In the above review, it was hypothesized that the relatively recent changes in awareness of the psychological effects of traumas could render debriefing obsolete. Due to this awareness, ''everybody experiences a 'bit of debriefing' anyway, thus reducing the possibility of showing any effects from a formal intervention'' [44]. Concerning the apparent harmful effect of the intervention, it was postulated that debriefing may ''medicalize'' normal distress, thus increasing ''the expectancy of developing psychological symptoms in those who would otherwise not have done so'' [44].

Evidence about the ineffectiveness of debriefing has come from randomized trials which used broad definitions of the intervention. Therefore, it might be that these findings were obtained because an inappropriate form of debriefing was used. In particular, if a specific model like CISD had been used, the outcome could have been different. However, there have been no published, randomized controlled trials using such specific models. There has also been no randomized controlled trial comparing the different types of debriefing. Therefore, there is no evidence supporting the use of one type of debriefing instead of another.

Debriefing is a very popular intervention among many health and allied practitioners. Many organizations are likely to continue using it, since there is no comparable broadly acceptable early intervention with a similar low cost.

Everly and Mitchell [45] pointed out several methodological problems in research carried out up to now on debriefing. Some studies pooled the results of interventions offered by practitioners with varied levels of skills and training, and possibly using different debriefing models. Other studies involved an improper application of debriefing, using it as a freestanding intervention rather than as one component of a complete critical incident stress management (CISM) program. Apparently, similar difficulties commonly arise whenever researchers attempt to study the efficacy of psychotherapy using randomized experimental designs. The only way to get an accurate picture of the effectiveness of these interventions may be to allow a broader research approach, including the use of non-randomized designs and survey research [45].
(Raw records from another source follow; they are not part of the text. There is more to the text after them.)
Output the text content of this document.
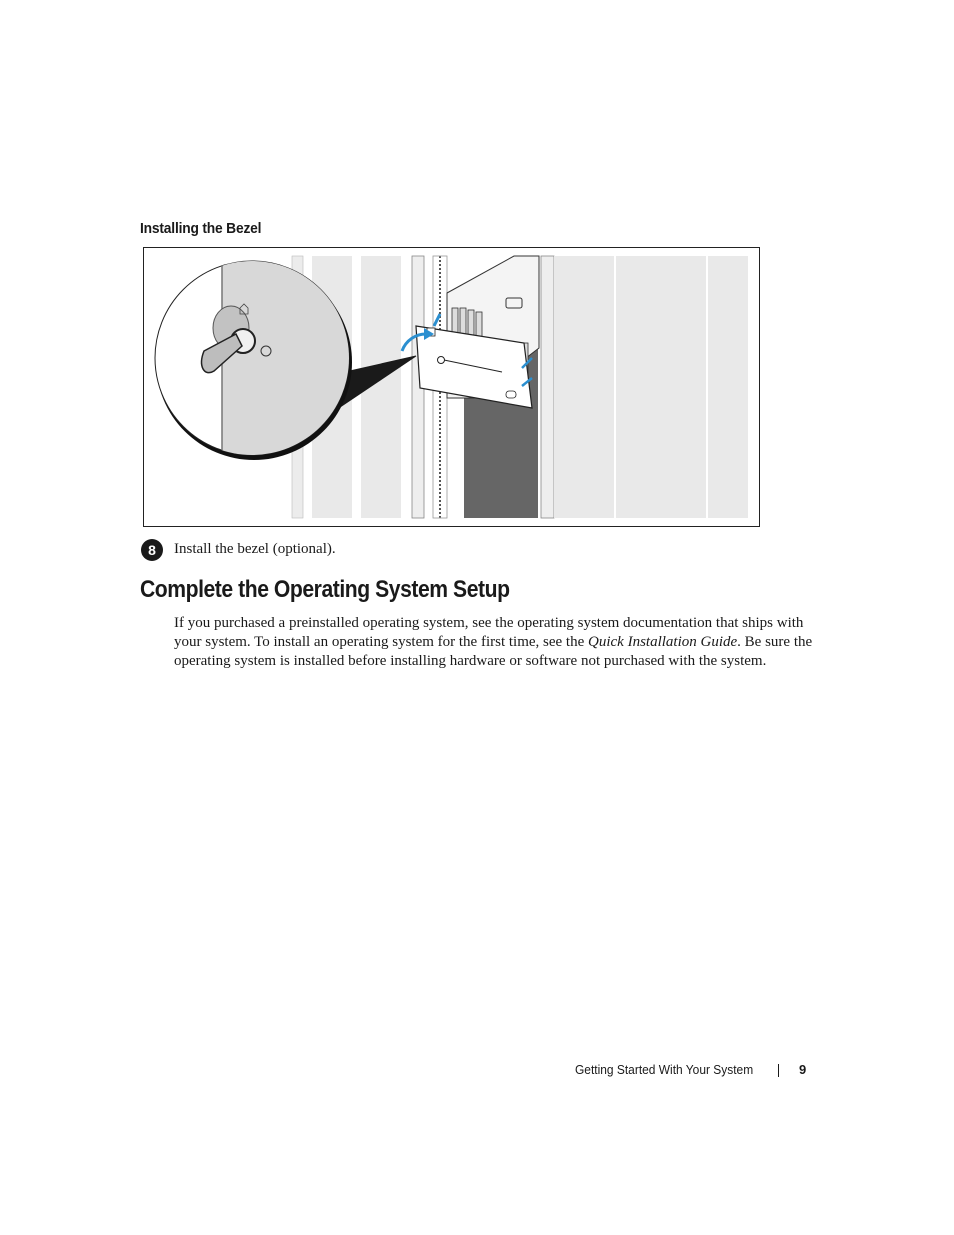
Installing the Bezel
8	Install the bezel (optional).
Complete the Operating System Setup

If you purchased a preinstalled operating system, see the operating system documentation that ships with your system. To install an operating system for the first time, see the Quick Installation Guide. Be sure the operating system is installed before installing hardware or software not purchased with the system.

Getting Started With Your System	9
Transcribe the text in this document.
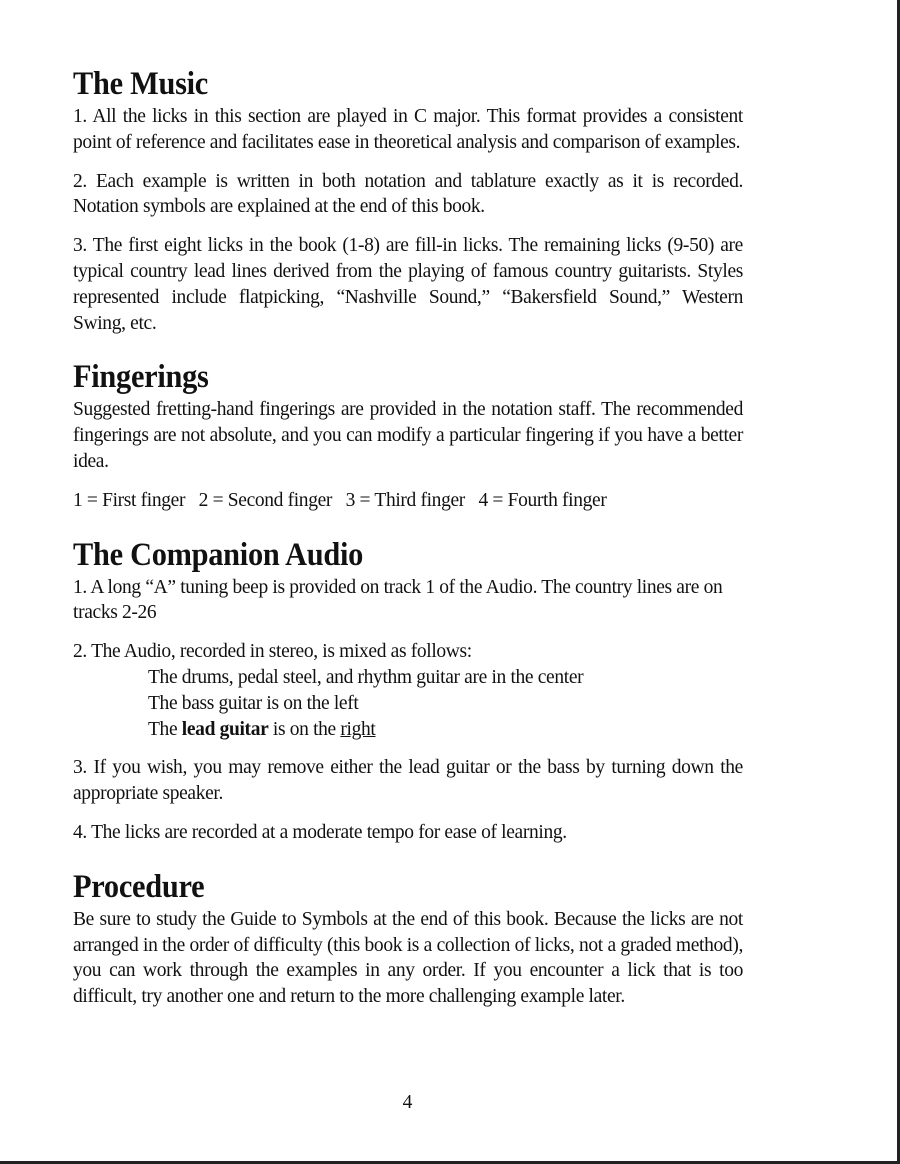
The Music

1. All the licks in this section are played in C major. This format provides a consistent point of reference and facilitates ease in theoretical analysis and comparison of examples.

2. Each example is written in both notation and tablature exactly as it is recorded. Notation symbols are explained at the end of this book.

3. The first eight licks in the book (1-8) are fill-in licks. The remaining licks (9-50) are typical country lead lines derived from the playing of famous country guitarists. Styles represented include flatpicking, “Nashville Sound,” “Bakersfield Sound,” Western Swing, etc.

Fingerings

Suggested fretting-hand fingerings are provided in the notation staff. The recommended fingerings are not absolute, and you can modify a particular fingering if you have a better idea.

1 = First finger   2 = Second finger   3 = Third finger   4 = Fourth finger

The Companion Audio

1. A long “A” tuning beep is provided on track 1 of the Audio. The country lines are on tracks 2-26

2. The Audio, recorded in stereo, is mixed as follows:

The drums, pedal steel, and rhythm guitar are in the center

The bass guitar is on the left

The lead guitar is on the right

3. If you wish, you may remove either the lead guitar or the bass by turning down the appropriate speaker.

4. The licks are recorded at a moderate tempo for ease of learning.

Procedure

Be sure to study the Guide to Symbols at the end of this book. Because the licks are not arranged in the order of difficulty (this book is a collection of licks, not a graded method), you can work through the examples in any order. If you encounter a lick that is too difficult, try another one and return to the more challenging example later.

4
A National Institute of Mental Health (NIMH) workshop on mass violence concluded that early intervention in the form of ventilation of events and emotions evoked by a traumatic event does not consistently reduce risk for later PTSD or related adjustment difficulties [46]. However, the same workshop concluded that early, brief, and focused psychothera-peutic intervention can reduce stress in bereaved spouses, parents, and children and that selected cognitive-behavioral approaches may help reduce incidence, duration, and severity of acute stress disorder (ASD), PTSD and depression in survivors.

CISD was never designed to be a stand-alone intervention, but, instead, a component of a broader, multi-component CISM-type intervention, that included training in being prepared for a crisis, follow-up, and referral. Therefore, debriefing should be used carefully and always as part of a broader crisis intervention program including ongoing education, social support and, when necessary, psychotherapy.